Before I get the typical Lebanese crybaby comment “what do you want them to do?", here’s my answer: As captains of the economy, business leaders should issue statement after statement with estimates of losses in dollars and jobs BEFORE strikes, sit-ins, wars etc actually take place. Yes! SCARE the beejesus out of everyone!. They should make clear that these losses would be the responsibility of the government/political class.

They should try to enlist the support of all the religious leaders, intellectuals, to increase the pressure. These groups should openly threaten a handful of key politicians that they have the money to run strong candidates against the creeps at the next elections. And yes, they should threaten to sue the government, but BEFORE the fact, or after one week, not AFTER the economy has collapsed.

The business community has a tremendous untapped advantage. It can take a position and/or speak in names of people from all sects.

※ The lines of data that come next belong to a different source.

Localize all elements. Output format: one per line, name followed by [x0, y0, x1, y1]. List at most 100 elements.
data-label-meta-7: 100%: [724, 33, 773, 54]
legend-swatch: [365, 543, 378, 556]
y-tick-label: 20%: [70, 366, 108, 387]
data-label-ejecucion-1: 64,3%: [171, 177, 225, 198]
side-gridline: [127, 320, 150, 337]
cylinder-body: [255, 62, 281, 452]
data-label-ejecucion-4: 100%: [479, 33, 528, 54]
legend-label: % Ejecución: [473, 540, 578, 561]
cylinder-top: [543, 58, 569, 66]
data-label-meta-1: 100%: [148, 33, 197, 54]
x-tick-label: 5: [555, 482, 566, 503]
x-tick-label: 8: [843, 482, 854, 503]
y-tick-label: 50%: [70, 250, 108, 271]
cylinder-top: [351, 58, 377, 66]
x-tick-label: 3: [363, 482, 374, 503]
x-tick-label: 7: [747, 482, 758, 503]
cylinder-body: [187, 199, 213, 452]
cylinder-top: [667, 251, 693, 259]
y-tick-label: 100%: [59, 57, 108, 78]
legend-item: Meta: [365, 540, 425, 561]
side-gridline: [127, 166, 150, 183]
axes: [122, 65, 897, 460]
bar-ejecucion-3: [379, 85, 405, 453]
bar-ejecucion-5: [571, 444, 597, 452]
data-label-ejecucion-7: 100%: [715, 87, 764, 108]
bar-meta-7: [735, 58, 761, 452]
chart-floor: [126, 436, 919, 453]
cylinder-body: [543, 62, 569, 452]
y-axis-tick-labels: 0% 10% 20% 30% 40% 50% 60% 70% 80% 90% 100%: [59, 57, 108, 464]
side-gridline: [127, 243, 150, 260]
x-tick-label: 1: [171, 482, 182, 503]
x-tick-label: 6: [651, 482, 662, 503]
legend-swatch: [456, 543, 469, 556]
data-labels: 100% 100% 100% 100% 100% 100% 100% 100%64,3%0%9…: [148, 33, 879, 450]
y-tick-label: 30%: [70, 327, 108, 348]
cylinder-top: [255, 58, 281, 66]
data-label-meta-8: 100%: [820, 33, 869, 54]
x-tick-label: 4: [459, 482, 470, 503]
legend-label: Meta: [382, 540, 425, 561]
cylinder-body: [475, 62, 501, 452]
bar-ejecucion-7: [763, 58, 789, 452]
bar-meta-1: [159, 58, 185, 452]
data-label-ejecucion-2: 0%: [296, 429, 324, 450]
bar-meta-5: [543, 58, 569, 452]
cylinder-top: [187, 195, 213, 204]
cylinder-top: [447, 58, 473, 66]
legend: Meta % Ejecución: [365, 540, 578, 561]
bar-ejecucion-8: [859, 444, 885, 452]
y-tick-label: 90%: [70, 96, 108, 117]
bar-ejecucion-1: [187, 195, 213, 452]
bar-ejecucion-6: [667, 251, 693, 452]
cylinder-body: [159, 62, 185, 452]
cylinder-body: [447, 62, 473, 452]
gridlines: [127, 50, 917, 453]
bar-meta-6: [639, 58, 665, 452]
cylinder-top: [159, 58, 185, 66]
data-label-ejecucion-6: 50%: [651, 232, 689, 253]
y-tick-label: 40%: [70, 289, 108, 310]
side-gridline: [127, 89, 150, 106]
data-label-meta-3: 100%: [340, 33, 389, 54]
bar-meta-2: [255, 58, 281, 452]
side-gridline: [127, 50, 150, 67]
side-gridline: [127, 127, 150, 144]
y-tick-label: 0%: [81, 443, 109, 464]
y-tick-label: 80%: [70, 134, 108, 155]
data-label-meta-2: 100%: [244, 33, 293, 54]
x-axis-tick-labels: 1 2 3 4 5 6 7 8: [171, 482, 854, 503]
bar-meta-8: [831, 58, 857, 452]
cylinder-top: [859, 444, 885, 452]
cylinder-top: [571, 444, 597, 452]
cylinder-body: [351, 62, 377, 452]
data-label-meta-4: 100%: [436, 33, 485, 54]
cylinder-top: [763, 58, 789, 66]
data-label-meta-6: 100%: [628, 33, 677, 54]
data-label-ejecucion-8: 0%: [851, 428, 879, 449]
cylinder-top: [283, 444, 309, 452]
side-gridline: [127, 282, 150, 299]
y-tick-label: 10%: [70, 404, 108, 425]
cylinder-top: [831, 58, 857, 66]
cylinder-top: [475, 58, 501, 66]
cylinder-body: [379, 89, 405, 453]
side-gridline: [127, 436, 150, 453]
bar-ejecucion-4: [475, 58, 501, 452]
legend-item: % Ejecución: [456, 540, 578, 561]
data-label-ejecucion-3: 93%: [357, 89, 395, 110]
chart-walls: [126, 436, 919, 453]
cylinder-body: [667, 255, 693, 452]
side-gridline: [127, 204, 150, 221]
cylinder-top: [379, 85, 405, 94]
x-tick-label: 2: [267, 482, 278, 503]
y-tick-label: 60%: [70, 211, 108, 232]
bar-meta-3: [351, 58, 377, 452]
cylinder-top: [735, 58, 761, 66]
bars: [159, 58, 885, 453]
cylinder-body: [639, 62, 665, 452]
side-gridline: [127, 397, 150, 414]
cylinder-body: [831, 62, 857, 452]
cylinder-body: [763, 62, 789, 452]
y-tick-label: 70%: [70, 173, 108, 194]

Such a message, because non-political, and because multi-confessional, would carry weight with the pols, and the religious leaders, and people at large.

I am not saying that results are guaranteed but such a move is necessary for now and for the future. The political class has shown it has no interest in a solution, in part because each side is comfortable “their” people have nowhere to go politically (save for Aoun's).

Back to our business association(s), they are now asking for business tax relief and other handouts to ride out the current the situation. Too little, too late as usual.

Faced with existential threats to the nation and the economy, and now that many jobs and businesses have been lost, the remaining ones want a few crumbs which is understandable but nowhere near enough.

The government has, yet again, failed to uphold the law. The sit-in/protest is ILLEGAL** and detrimental to specific businesses, as well as to the economy at large. Milquetoast Seniora/Sanioura is still asleep at the switch while getting kudos from many in the press.

The protest should never have gotten to downtown and should never have lasted this long. The government should have thought of prosecuting the leaders of the protest movements. It should now seriously consider removing the protesters peacefully, one-by-one if need be. And if violence erupts, it should clearly be on the heads of the ILLEGAL squatters and their leaders.

My hopes are not very high however. This same or similar downtown association was, only a few days ago, asking the protesters to take their action elsewhere, away from downtown.

In other words: Dear protesters, keep destroying the economy, but please go do it by screwing someone else’s business, somewhere else.



** Lebanese law requires a permit AND an itinerary, well ahead of time, even for a short 15-minutes protest, let alone the crap we are witnessing now.